Deploy: A second job, deploy, uses the actions/deploy-pages@v4 action to deploy the artifact to the github-pages environment.

Data & Operational Workflows

Workflow: fragment-ingestion.yml

This is a manually triggered workflow for running the Table Loader service to ingest validated data fragments into the database.

Trigger: workflow_dispatch only.
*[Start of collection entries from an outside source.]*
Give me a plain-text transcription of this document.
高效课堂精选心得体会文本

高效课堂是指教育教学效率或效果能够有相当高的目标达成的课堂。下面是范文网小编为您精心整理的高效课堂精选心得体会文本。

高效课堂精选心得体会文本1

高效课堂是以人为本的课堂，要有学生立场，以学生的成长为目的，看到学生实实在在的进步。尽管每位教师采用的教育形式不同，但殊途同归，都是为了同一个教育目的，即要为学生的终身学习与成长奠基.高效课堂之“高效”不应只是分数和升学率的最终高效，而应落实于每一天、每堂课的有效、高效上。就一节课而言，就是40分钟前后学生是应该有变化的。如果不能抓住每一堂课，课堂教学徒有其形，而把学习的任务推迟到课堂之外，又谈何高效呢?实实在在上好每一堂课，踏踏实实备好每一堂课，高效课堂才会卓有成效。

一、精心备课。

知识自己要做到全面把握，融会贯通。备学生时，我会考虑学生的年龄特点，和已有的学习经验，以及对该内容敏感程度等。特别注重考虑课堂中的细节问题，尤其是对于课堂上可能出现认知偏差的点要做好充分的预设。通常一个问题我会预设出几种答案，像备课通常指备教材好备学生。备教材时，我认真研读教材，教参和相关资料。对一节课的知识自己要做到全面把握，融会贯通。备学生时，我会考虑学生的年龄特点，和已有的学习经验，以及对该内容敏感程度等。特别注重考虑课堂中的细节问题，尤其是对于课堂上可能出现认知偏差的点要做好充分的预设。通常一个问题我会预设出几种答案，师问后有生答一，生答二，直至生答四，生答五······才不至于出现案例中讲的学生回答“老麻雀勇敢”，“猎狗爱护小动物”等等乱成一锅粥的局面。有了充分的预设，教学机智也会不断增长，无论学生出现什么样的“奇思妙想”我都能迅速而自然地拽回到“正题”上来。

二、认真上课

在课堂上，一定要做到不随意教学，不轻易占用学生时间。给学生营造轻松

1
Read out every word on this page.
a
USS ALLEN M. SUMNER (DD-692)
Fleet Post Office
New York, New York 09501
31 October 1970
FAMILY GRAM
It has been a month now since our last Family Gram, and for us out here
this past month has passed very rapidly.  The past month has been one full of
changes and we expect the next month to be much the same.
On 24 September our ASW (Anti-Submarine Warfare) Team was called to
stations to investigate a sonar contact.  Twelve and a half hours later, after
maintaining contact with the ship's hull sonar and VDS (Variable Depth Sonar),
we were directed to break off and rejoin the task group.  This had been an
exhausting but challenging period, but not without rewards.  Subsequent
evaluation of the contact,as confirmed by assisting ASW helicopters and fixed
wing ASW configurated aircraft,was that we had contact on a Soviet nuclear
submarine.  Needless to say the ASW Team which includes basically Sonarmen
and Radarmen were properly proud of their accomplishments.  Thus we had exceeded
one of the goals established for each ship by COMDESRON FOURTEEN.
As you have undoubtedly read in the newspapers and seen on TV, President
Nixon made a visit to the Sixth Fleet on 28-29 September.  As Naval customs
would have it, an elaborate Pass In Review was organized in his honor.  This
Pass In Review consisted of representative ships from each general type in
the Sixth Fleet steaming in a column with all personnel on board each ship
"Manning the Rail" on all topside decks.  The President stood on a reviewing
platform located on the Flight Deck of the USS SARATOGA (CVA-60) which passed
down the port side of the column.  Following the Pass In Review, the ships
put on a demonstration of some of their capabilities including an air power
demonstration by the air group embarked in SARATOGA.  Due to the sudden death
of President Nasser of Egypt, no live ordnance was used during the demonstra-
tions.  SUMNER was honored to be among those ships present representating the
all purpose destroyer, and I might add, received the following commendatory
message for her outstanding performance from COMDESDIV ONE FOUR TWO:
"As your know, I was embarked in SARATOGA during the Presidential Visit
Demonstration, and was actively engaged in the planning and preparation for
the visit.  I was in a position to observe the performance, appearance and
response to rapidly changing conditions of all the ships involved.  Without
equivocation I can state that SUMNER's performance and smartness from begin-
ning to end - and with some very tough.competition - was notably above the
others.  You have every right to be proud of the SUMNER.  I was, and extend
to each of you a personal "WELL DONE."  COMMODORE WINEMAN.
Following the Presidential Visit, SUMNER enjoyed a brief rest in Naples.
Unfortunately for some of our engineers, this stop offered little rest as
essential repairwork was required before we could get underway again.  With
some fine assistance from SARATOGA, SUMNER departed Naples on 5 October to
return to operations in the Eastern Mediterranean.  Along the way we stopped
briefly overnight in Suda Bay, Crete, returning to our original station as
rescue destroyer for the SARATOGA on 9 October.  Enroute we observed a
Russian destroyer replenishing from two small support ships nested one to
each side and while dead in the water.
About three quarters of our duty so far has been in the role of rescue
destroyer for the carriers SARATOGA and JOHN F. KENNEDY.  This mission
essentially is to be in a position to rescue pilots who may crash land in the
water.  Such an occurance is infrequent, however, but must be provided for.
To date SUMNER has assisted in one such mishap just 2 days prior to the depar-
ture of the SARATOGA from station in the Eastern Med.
A user must manually start this workflow.
Purpose: To provide a safe and audited way to load data into the qa or prod databases.
Inputs:
- environment: The target environment (qa or prod).
- batch_id: The ID of the fragment batch to load.
- dry_run: If true, runs the loader in preview mode.

Key Steps

Validate Inputs: Ensures the batch_id format is correct.
SSH Tunnel: Establishes a secure SSH tunnel to the database for the qa or prod environment.
Verify Connectivity: Tests the database connection and verifies that the fragment_resolutions table exists for audit logging.
Verify S3 Batch: Checks that the specified batch_id exists in the correct S3 bucket before proceeding.
Run Table Loader: Executes the table-loader's main.py script with the provided batch_id and dry_run flag.
Upload Artifacts: The logs and any generated reports from the loader are uploaded as artifacts for review.

Workflow: redcap-sync.yml

This workflow runs the REDCap Pipeline to sync data from REDCap projects.

Trigger:
- Scheduled to run daily (cron: 0 8 * * *).
- Manually via a workflow_dispatch event.
Purpose: To keep the IDhub database up-to-date with the latest data from connected REDCap projects.

Key Steps

SSH Tunnel: Establishes a secure SSH tunnel to the database.
Run REDCap Pipeline: Executes the redcap-pipeline's main.py script. It can be run for all enabled projects or for a specific project if provided as a manual input.
Upload Logs: The pipeline logs are uploaded as artifacts for auditing and troubleshooting.